Maybe it ends up that there’s something unknown going on. If so, let them know we’re all human, sorry for their troubles, but you’d appreciate them following up with your friends to apologize for their lack of communication, even if they’re no longer going to develop that business relationship. Their products are good for your clients and you’d like to continue to send customers to them, but you can’t if they can’t mend this fence.
If their answer seems like bullshit, or they get defensive and tell you it’s none of your business, then you have to name what you are seeing: “I am concerned, despite all the signs this connection I initiated would be fruitful for both of you, that you have dropped the ball and communicated poorly because my farmer friend is black. That’s racism. I can’t support a business, even indirectly, run by folks who engage in racism. I won’t be referring my clients to your business anymore unless you can step up and address this situation.”

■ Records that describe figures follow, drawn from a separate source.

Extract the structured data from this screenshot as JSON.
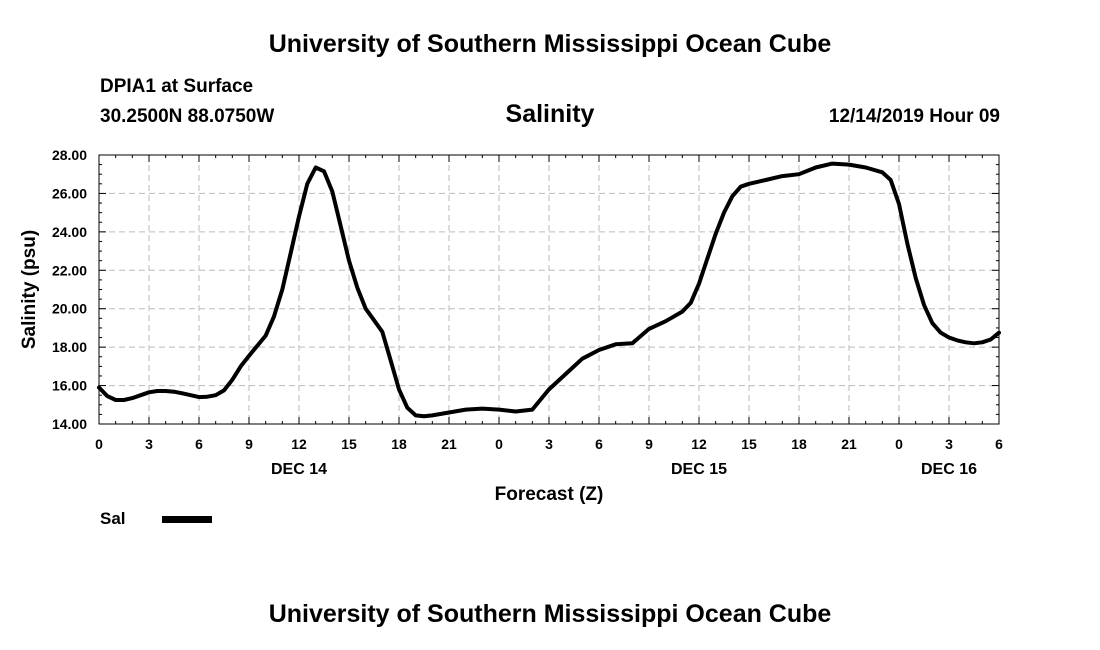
{
  "header": {
    "title": "University of Southern Mississippi Ocean Cube",
    "station": "DPIA1 at Surface",
    "location": "30.2500N 88.0750W",
    "variable": "Salinity",
    "datetime": "12/14/2019 Hour 09"
  },
  "footer": {
    "title": "University of Southern Mississippi Ocean Cube"
  },
  "legend": {
    "label": "Sal"
  },
  "chart_data": {
    "type": "line",
    "title": "Salinity",
    "xlabel": "Forecast (Z)",
    "ylabel": "Salinity (psu)",
    "xlim": [
      0,
      54
    ],
    "ylim": [
      14,
      28
    ],
    "grid": true,
    "x_ticks": [
      {
        "x": 0,
        "label": "0"
      },
      {
        "x": 3,
        "label": "3"
      },
      {
        "x": 6,
        "label": "6"
      },
      {
        "x": 9,
        "label": "9"
      },
      {
        "x": 12,
        "label": "12"
      },
      {
        "x": 15,
        "label": "15"
      },
      {
        "x": 18,
        "label": "18"
      },
      {
        "x": 21,
        "label": "21"
      },
      {
        "x": 24,
        "label": "0"
      },
      {
        "x": 27,
        "label": "3"
      },
      {
        "x": 30,
        "label": "6"
      },
      {
        "x": 33,
        "label": "9"
      },
      {
        "x": 36,
        "label": "12"
      },
      {
        "x": 39,
        "label": "15"
      },
      {
        "x": 42,
        "label": "18"
      },
      {
        "x": 45,
        "label": "21"
      },
      {
        "x": 48,
        "label": "0"
      },
      {
        "x": 51,
        "label": "3"
      },
      {
        "x": 54,
        "label": "6"
      }
    ],
    "day_labels": [
      {
        "x": 12,
        "label": "DEC 14"
      },
      {
        "x": 36,
        "label": "DEC 15"
      },
      {
        "x": 51,
        "label": "DEC 16"
      }
    ],
    "y_ticks": [
      {
        "y": 14,
        "label": "14.00"
      },
      {
        "y": 16,
        "label": "16.00"
      },
      {
        "y": 18,
        "label": "18.00"
      },
      {
        "y": 20,
        "label": "20.00"
      },
      {
        "y": 22,
        "label": "22.00"
      },
      {
        "y": 24,
        "label": "24.00"
      },
      {
        "y": 26,
        "label": "26.00"
      },
      {
        "y": 28,
        "label": "28.00"
      }
    ],
    "series": [
      {
        "name": "Sal",
        "color": "#000000",
        "x": [
          0,
          0.5,
          1,
          1.5,
          2,
          2.5,
          3,
          3.5,
          4,
          4.5,
          5,
          5.5,
          6,
          6.5,
          7,
          7.5,
          8,
          8.5,
          9,
          10,
          10.5,
          11,
          11.5,
          12,
          12.5,
          13,
          13.5,
          14,
          14.5,
          15,
          15.5,
          16,
          16.5,
          17,
          17.5,
          18,
          18.5,
          19,
          19.5,
          20,
          21,
          22,
          23,
          24,
          25,
          26,
          27,
          28,
          29,
          30,
          31,
          32,
          33,
          34,
          35,
          35.5,
          36,
          36.5,
          37,
          37.5,
          38,
          38.5,
          39,
          39.5,
          40,
          41,
          42,
          43,
          44,
          45,
          46,
          47,
          47.5,
          48,
          48.5,
          49,
          49.5,
          50,
          50.5,
          51,
          51.5,
          52,
          52.5,
          53,
          53.5,
          54
        ],
        "values": [
          15.9,
          15.45,
          15.25,
          15.25,
          15.35,
          15.5,
          15.65,
          15.72,
          15.72,
          15.68,
          15.6,
          15.5,
          15.4,
          15.42,
          15.5,
          15.75,
          16.3,
          17.0,
          17.55,
          18.6,
          19.6,
          21.0,
          22.9,
          24.8,
          26.5,
          27.35,
          27.15,
          26.1,
          24.3,
          22.5,
          21.1,
          20.0,
          19.4,
          18.8,
          17.3,
          15.8,
          14.85,
          14.45,
          14.4,
          14.45,
          14.6,
          14.75,
          14.8,
          14.75,
          14.65,
          14.75,
          15.8,
          16.6,
          17.4,
          17.85,
          18.15,
          18.2,
          18.95,
          19.35,
          19.85,
          20.3,
          21.3,
          22.6,
          23.9,
          25.0,
          25.85,
          26.35,
          26.5,
          26.6,
          26.7,
          26.9,
          27.0,
          27.35,
          27.55,
          27.5,
          27.35,
          27.1,
          26.7,
          25.45,
          23.4,
          21.6,
          20.2,
          19.25,
          18.75,
          18.5,
          18.35,
          18.25,
          18.2,
          18.25,
          18.4,
          18.75
        ]
      }
    ]
  }
}
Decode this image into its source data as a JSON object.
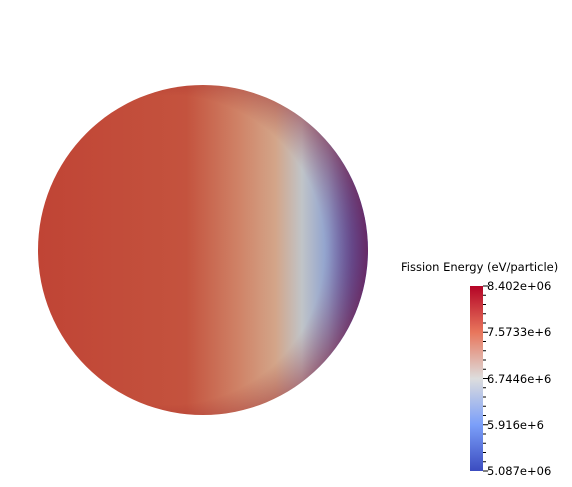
{
  "scalar_bar": {
    "title": "Fission Energy (eV/particle)",
    "labels": [
      "8.402e+06",
      "7.5733e+6",
      "6.7446e+6",
      "5.916e+6",
      "5.087e+06"
    ],
    "colors": {
      "high": "#b40426",
      "mid": "#dddddd",
      "low": "#3b4cc0"
    }
  }
}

They may hang up. They may get angry and attack you. They may cry and splutter and act very victimized by your accusations, or insinuate that the trouble is your friends in order to reassert the “us” and “them” that is comfortable, but don’t get drawn into any of it. Simply say, “I’m sorry we won’t be able to work together anymore” and end the call.
The discomfort of being called out as racist or losing business because of their racism may eventually change them. On the other hand, white privilege is a powerful drug so your actions may not change anything about them at all. But if you don’t stand up for what you know is right then white privilege has changed you, and not for the better.
Of course, we want to create positive change in the world. We want to call out injustice and transform people’s hearts. But deciding whether or not you will stand up for what’s right based on whether you will change other people is like betting against the house. That game is rigged. You won’t ever stand up because we can’t change other people. We can only change ourselves and leave the door open for them to join us in transformation.
If they don’t want to walk through the door then I’d say there’s a product niche ready to be filled by anti-racist folks, so put the word out. Your clients might still be able to get what they need, your farmer friends might be initial suppliers, and you’ll be in your integrity. Our uncomfortable work is not just to undo systems, but to help build new ones in which all people can benefit.
Thank you for walking this journey with me. Love to you and yours.